De uitspraak werd openbaar gedaan op 7 maart 2018, waarbij de griffier, mr. C.C.V. Fenwick, de beslissing bevestigde.

Uitspraak

201708599/1/A2.
Datum uitspraak: 7 maart 2018
AFDELING
BESTUURSRECHTSPRAAK
Uitspraak op het hoger beroep van:
[appellant], wonend te [woonplaats],
tegen de uitspraak van de rechtbank Den Haag van 22 februari 2017 in zaak nr. 16/6801 in het geding tussen:
[appellant]
en
de raad van bestuur van het Uitvoeringsinstituut werknemersverzekeringen (hierna: het UWV) namens de minister van Sociale Zaken en Werkgelegenheid.
Procesverloop
Bij besluit van 10 maart 2016 heeft het UWV de aanvraag van [appellant] om een scholingsvoucher op grond van de Regeling subsidie scholing en plaatsing oudere werklozen (hierna: de Regeling) afgewezen.
Bij besluit van 13 juli 2016 heeft het UWV het door [appellant] daartegen gemaakte bezwaar ongegrond verklaard.
Bij uitspraak van 22 februari 2017 heeft de rechtbank het door [appellant] daartegen ingestelde beroep ongegrond verklaard.
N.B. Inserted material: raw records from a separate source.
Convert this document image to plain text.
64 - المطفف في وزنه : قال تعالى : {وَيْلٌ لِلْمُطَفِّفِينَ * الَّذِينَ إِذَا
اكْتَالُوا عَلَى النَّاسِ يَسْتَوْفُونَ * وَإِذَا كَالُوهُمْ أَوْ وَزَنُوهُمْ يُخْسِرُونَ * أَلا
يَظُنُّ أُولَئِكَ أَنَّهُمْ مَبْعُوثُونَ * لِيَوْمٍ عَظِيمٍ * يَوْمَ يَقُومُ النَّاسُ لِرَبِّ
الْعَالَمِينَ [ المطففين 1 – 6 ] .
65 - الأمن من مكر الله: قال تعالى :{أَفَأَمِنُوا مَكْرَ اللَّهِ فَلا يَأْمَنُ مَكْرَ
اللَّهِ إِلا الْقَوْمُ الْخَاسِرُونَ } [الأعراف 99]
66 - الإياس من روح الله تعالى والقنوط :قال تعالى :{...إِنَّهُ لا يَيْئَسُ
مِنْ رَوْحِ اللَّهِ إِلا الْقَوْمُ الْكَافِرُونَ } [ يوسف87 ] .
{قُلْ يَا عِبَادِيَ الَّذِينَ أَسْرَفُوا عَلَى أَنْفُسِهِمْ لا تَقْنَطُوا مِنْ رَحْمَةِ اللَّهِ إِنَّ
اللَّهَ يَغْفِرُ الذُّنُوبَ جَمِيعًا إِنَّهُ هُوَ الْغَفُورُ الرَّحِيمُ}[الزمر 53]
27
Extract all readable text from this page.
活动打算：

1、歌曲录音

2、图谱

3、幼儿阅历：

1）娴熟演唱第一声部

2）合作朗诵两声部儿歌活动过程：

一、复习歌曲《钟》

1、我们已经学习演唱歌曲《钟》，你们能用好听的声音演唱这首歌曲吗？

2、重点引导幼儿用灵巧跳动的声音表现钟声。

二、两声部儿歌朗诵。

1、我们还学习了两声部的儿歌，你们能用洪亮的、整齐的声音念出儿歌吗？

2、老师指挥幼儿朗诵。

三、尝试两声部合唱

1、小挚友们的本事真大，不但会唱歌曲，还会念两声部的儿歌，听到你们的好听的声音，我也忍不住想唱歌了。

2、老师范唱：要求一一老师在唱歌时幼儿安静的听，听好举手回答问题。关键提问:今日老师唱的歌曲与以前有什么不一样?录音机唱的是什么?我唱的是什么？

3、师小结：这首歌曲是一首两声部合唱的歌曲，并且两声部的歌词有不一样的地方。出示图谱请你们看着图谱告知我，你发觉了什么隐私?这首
Deze uitspraak is aangehecht.
Tegen deze uitspraak heeft [appellant] hoger beroep ingesteld.
Het UWV heeft een schriftelijke uiteenzetting gegeven.
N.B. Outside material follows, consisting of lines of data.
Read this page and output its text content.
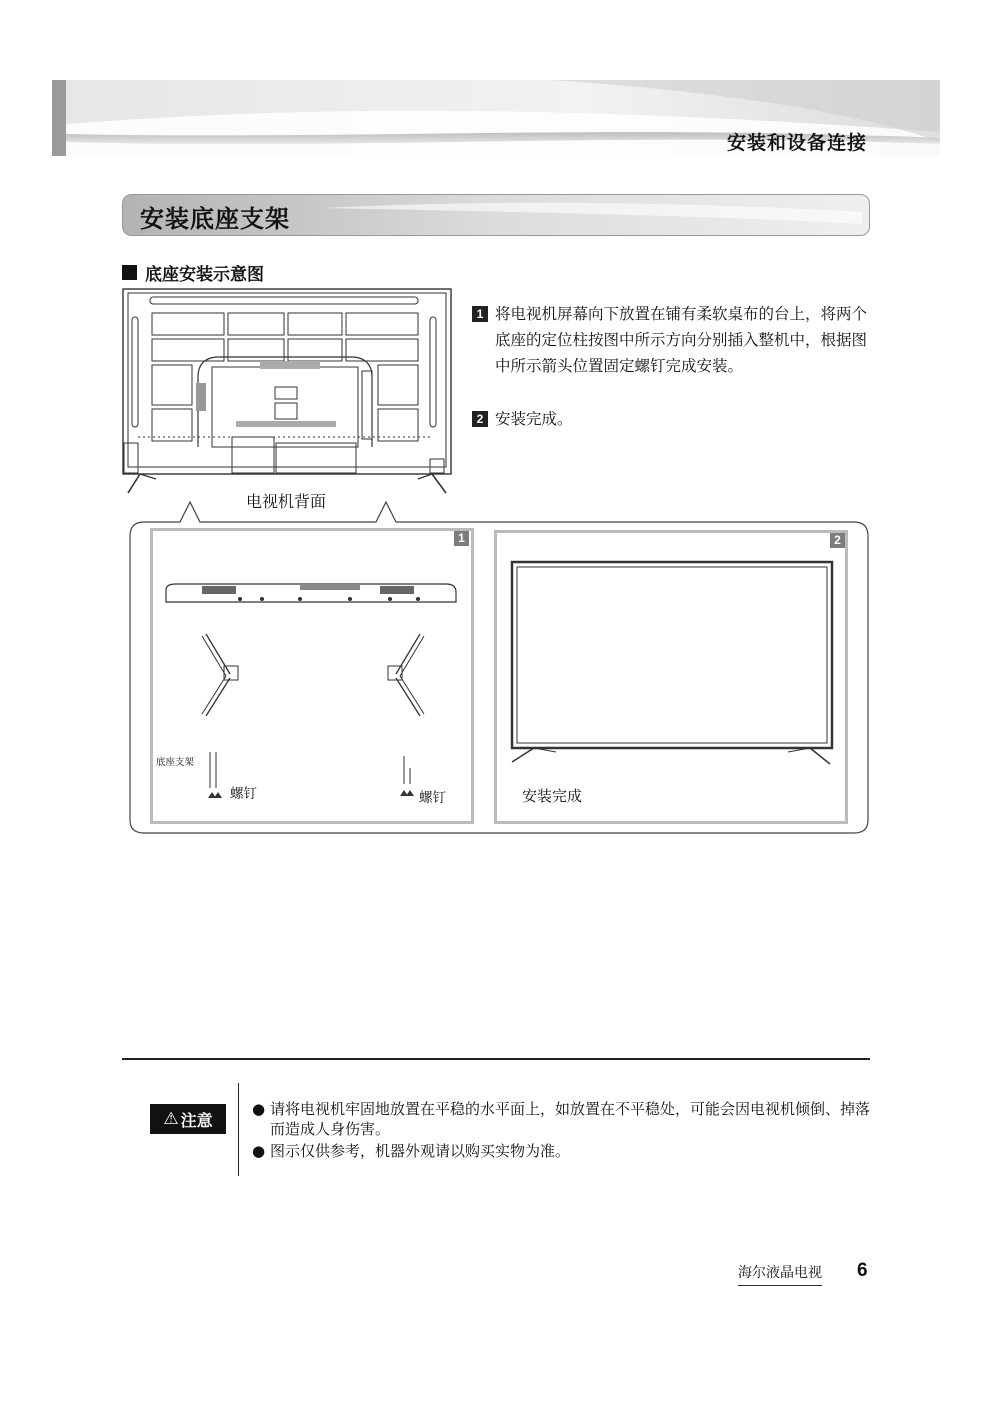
安装和设备连接
安装底座支架
底座安装示意图
电视机背面
1 将电视机屏幕向下放置在铺有柔软桌布的台上，将两个底座的定位柱按图中所示方向分别插入整机中，根据图中所示箭头位置固定螺钉完成安装。
2 安装完成。
1
底座支架
螺钉	螺钉
2
安装完成
⚠ 注意
● 请将电视机牢固地放置在平稳的水平面上，如放置在不平稳处，可能会因电视机倾倒、掉落而造成人身伤害。
● 图示仅供参考，机器外观请以购买实物为准。
海尔液晶电视 6
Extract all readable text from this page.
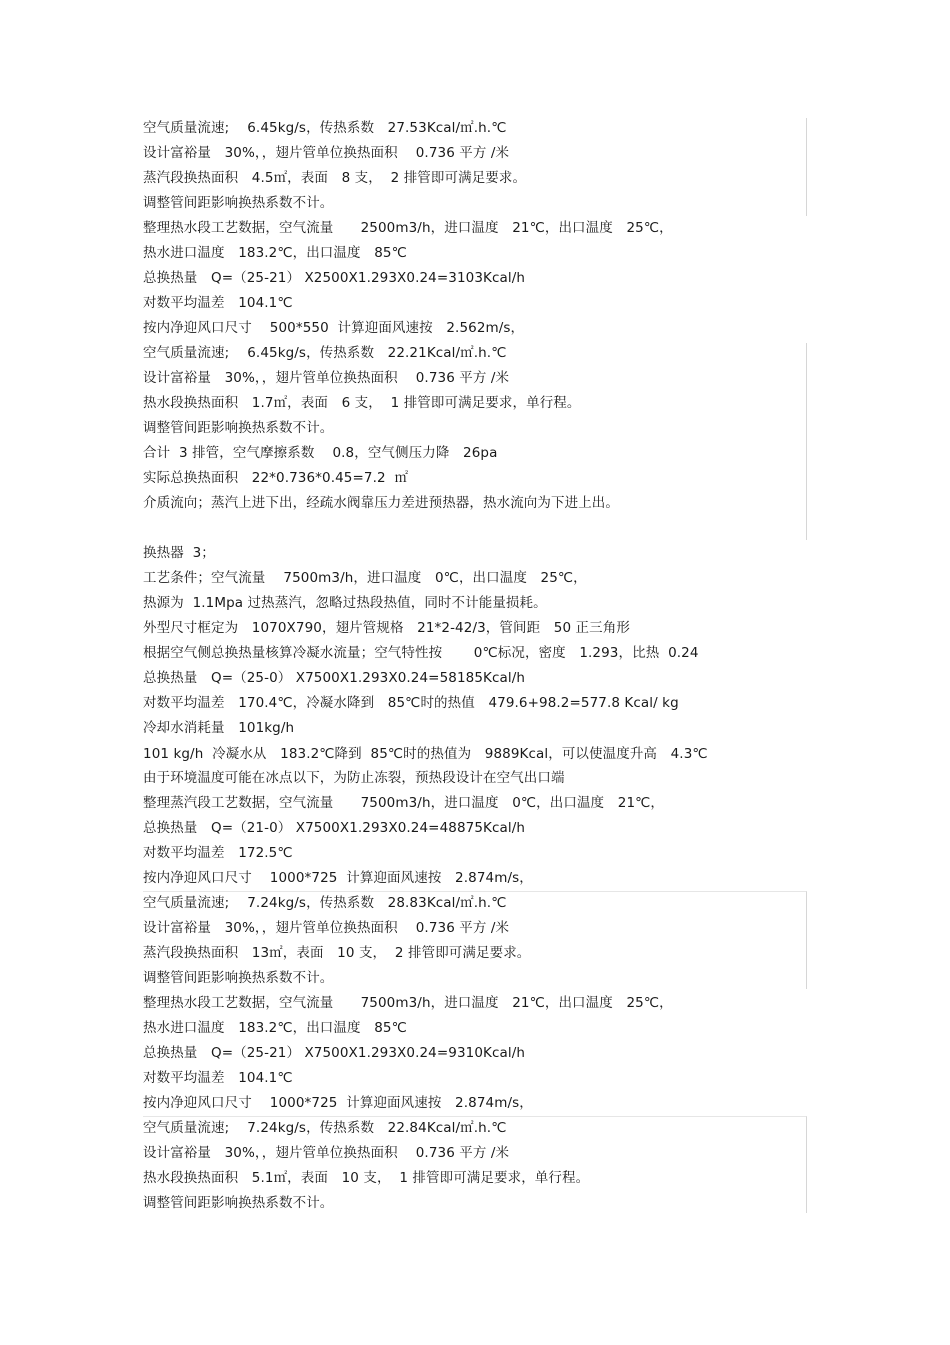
空气质量流速;　 6.45kg/s，传热系数　27.53Kcal/㎡.h.℃
设计富裕量　30%，，翅片管单位换热面积　 0.736 平方 /米
蒸汽段换热面积　4.5㎡，表面　8 支，  2 排管即可满足要求。
调整管间距影响换热系数不计。
整理热水段工艺数据，空气流量　　2500m3/h，进口温度　21℃，出口温度　25℃，
热水进口温度　183.2℃，出口温度　85℃
总换热量　Q=（25-21） X2500X1.293X0.24=3103Kcal/h
对数平均温差　104.1℃
按内净迎风口尺寸　 500*550  计算迎面风速按　2.562m/s，
空气质量流速;　 6.45kg/s，传热系数　22.21Kcal/㎡.h.℃
设计富裕量　30%，，翅片管单位换热面积　 0.736 平方 /米
热水段换热面积　1.7㎡，表面　6 支，  1 排管即可满足要求，单行程。
调整管间距影响换热系数不计。
合计  3 排管，空气摩擦系数　 0.8，空气侧压力降　26pa
实际总换热面积　22*0.736*0.45=7.2  ㎡
介质流向；蒸汽上进下出，经疏水阀靠压力差进预热器，热水流向为下进上出。
换热器  3；
工艺条件；空气流量　 7500m3/h，进口温度　0℃，出口温度　25℃，
热源为  1.1Mpa 过热蒸汽，忽略过热段热值，同时不计能量损耗。
外型尺寸框定为　1070X790，翅片管规格　21*2-42/3，管间距　50 正三角形
根据空气侧总换热量核算冷凝水流量；空气特性按　　 0℃标况，密度　1.293，比热  0.24
总换热量　Q=（25-0） X7500X1.293X0.24=58185Kcal/h
对数平均温差　170.4℃，冷凝水降到　85℃时的热值　479.6+98.2=577.8 Kcal/ kg
冷却水消耗量　101kg/h
101 kg/h  冷凝水从　183.2℃降到  85℃时的热值为　9889Kcal，可以使温度升高　4.3℃
由于环境温度可能在冰点以下，为防止冻裂，预热段设计在空气出口端
整理蒸汽段工艺数据，空气流量　　7500m3/h，进口温度　0℃，出口温度　21℃，
总换热量　Q=（21-0） X7500X1.293X0.24=48875Kcal/h
对数平均温差　172.5℃
按内净迎风口尺寸　 1000*725  计算迎面风速按　2.874m/s，
空气质量流速;　 7.24kg/s，传热系数　28.83Kcal/㎡.h.℃
设计富裕量　30%，，翅片管单位换热面积　 0.736 平方 /米
蒸汽段换热面积　13㎡，表面　10 支，  2 排管即可满足要求。
调整管间距影响换热系数不计。
整理热水段工艺数据，空气流量　　7500m3/h，进口温度　21℃，出口温度　25℃，
热水进口温度　183.2℃，出口温度　85℃
总换热量　Q=（25-21） X7500X1.293X0.24=9310Kcal/h
对数平均温差　104.1℃
按内净迎风口尺寸　 1000*725  计算迎面风速按　2.874m/s，
空气质量流速;　 7.24kg/s，传热系数　22.84Kcal/㎡.h.℃
设计富裕量　30%，，翅片管单位换热面积　 0.736 平方 /米
热水段换热面积　5.1㎡，表面　10 支，  1 排管即可满足要求，单行程。
调整管间距影响换热系数不计。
De Afdeling heeft de zaak ter zitting behandeld op 23 februari 2018, waar [appellant], vertegenwoordigd door mr. E.M. Krukziener, advocaat te Zoetermeer, en het UWV, vertegenwoordigd door mr. D. de Jong, zijn verschenen.
Overwegingen
Inleiding
1.    [appellant] heeft bij het UWV een scholingsvoucher aangevraagd op grond van de Regeling. Zijn aanvraag is afgewezen omdat [appellant] op de datum van aanvang van de scholing geen uitkering meer ontvangt op grond van de Werkloosheidswet (hierna: WW-uitkering).
Bevoegdheid
2.    Artikel 8:105, eerste lid, van de Algemene wet bestuursrecht (hierna: de Awb) luidt als volgt: "Het hoger beroep wordt ingesteld bij de Afdeling bestuursrechtspraak van de Raad van State, tenzij een andere hogerberoepsrechter bevoegd is ingevolge hoofdstuk 4 van de bij deze wet behorende Bevoegdheidsregeling bestuursrechtspraak dan wel ingevolge een ander wettelijk voorschrift."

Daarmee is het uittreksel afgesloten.